Enterprise

General Notes

Almost all aspects of Enterprise Nucleus Server stack are documented via its settings (.env) file included in the stack tarball we provide.

We try to keep our documentation on settings and options as close to the “code” as possible here.

That file should be self explanatory, with settings and comments talking about what they do.

This document should be considered an addendum to information in the .env file.

Monitoring

Monitoring your instances is imperative to understanding the general health of the system and if more resources are necessary. At a minimum, one should monitor:

  • Disk space

  • CPU and LA

  • Memory

Additionally, Nucleus stack itself exposes quite a few metrics about its load characteristics (such as amount of requests per user, per request type, etc).

We recommend to take advantage of these metrics. We expose them to be consumable by Prometheus. As usual, the port for scraping metrics can be found in the Stack’s .env file.

Data Management and Backups

Nucleus Data Directory contains multiple sub-directories utilized by various Nucleus components:

  • data subdir contains core data - actual data residing in Nucleus (elements of Nucleus’s file tree: their content and metadata (ACLs, timestamps, etc)) uploaded by its users

  • local-accounts-db and tags-db are Authentication and Tagging services’ databases respectively

  • log subdir contains log files

  • scratch, resolver-cache, and tmp contain internal cache and scratch spaces

Core Nucleus Data

data directory with the actual data hosted by Nucleus is opaque and should not be changed or modified externally.

If making a copy of this directory (for migration to another machine for example), Nucleus stack must be stopped. This bears repeating - copying Core data directory “hot” can not be done safely.
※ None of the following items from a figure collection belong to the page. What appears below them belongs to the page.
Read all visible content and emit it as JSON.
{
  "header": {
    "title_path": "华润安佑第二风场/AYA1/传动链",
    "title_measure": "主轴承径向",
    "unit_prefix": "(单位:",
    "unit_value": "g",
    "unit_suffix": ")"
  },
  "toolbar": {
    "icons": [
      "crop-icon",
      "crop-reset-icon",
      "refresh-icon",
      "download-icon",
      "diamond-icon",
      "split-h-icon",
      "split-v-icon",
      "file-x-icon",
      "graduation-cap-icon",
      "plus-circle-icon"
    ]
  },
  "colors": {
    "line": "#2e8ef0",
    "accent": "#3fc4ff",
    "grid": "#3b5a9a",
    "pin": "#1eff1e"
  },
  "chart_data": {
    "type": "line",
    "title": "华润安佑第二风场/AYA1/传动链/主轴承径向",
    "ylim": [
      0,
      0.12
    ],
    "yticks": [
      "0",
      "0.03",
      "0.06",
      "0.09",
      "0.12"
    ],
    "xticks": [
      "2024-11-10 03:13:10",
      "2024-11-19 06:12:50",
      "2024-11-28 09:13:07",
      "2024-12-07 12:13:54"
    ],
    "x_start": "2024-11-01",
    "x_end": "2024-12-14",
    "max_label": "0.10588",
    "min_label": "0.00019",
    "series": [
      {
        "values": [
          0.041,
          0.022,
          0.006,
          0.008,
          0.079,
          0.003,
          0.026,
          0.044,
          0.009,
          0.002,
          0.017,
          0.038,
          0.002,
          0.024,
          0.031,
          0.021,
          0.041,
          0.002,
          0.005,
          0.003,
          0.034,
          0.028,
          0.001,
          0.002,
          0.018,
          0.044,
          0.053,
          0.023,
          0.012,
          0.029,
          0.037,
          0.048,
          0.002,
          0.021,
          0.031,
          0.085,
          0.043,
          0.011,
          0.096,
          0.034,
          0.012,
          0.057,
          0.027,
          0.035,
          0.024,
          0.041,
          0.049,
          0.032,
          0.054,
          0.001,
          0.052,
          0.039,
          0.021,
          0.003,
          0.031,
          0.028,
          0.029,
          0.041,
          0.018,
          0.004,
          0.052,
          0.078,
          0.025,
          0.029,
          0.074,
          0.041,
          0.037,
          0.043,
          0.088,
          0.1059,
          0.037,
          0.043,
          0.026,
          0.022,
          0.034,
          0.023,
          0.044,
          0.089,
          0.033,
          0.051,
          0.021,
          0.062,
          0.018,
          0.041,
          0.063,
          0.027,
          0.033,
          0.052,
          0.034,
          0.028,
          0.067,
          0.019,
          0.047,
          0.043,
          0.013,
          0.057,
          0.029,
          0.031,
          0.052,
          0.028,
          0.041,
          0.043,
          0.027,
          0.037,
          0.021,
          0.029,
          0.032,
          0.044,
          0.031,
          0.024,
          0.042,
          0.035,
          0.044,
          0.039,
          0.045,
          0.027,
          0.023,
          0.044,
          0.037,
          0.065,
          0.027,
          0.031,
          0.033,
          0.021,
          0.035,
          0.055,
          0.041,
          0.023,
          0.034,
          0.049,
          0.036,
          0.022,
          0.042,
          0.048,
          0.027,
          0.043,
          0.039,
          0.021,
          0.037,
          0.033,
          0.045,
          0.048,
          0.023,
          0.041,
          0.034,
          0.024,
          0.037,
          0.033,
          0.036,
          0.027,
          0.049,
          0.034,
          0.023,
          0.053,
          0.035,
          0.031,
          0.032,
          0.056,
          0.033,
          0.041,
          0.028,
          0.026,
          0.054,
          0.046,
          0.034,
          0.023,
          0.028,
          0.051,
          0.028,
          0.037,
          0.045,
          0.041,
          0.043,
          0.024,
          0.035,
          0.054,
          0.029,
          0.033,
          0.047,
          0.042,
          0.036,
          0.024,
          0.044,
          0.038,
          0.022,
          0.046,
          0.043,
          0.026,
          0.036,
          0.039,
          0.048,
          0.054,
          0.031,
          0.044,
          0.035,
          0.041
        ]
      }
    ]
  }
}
If backups of Core Data are desired, nucleus-tools package contains necessary tooling to create and restore copies of Core Data.

Services Data Dirs

These include accounts and tags’ databases. They can be safely copied and backed up “hot” (while respective services are running).

Logs

Logs are text files and should be self-evident, with one major note: live logs (files that are being appended to by services) in general are not externally rotatable. However, our stack includes rotation and archival sidecars in it, and you can certainly blow away archives with no ill effects (aside from losing log data, of course). They can be copied without stopping services without problem.

Scratch, Temp, Cache Data

Data located in internal caches and scratch spaces of Nucleus does not require backups, and can be deleted without ill effects, but only when the stack is not running.

Migration and Upgrades: Methodology

We do not support data migration from pre-2021.2.0 versions to 2021.2.0.

Nucleus 2021.2.0

When moving between servers, a method we find convenient is so-called blue-green approach: where a new instance is brought up alongside the old one and validated prior to switching users over to it.

Here’s a helpful recipe for server migration with as minimal a downtime as possible (using short hostnames here for clarity, in practice, we recommend using FQDNs when deploying Nucleus):

  • Suppose Nucleus deployed on nucleus-host-1, and we desire to migrate to nucleus-host-2. A DNS CNAME users are utilizing when accessing this instance is my-nucleus, and currently it resolves into nucleus-host-1

  • nucleus-host-2 is brought up and the entire data directory is rsync’d from nucleus-host-1. Note that while hot copies are not supported (see above), we can do that to transfer the bulk of data before shutting down the source instance. Also, there’s a high degree of probability that this copy will not be corrupt enough to preclude Nucleus from starting.

  • Nucleus Stack is configured and launched on nucleus-host-2. Data upgrade is performed, if required. It then is validated to be operational.

  • Downtime for my-nucleus is scheduled, and users are notified.

  • During the downtime,

    • Before the scheduled downtime window, nucleus-host-1’s data is rsync’d to nucleus-host-2 again - this will not be the final sync, but will bring those two servers’s data very close in state

    • Nucleus on nucleus-host-1 is shut down

    • Nucleus on nucleus-host-2 is shut down

    • Data is rsync’d again. This will be very quick (seconds for terabytes of data)

    • Data upgrade is performed (because rsync will “revert” the upgrade that was made when doing the initial test deployment)

    • Nucleus on nucleus-host-2 is brought up and quickly validated

    • DNS CNAME my-nucleus is updated to resolve to nucleus-host-2

Authentication

Covered in Authentication and User Registration document.

Omniverse Navigator

Covered in Omniverse Navigator document.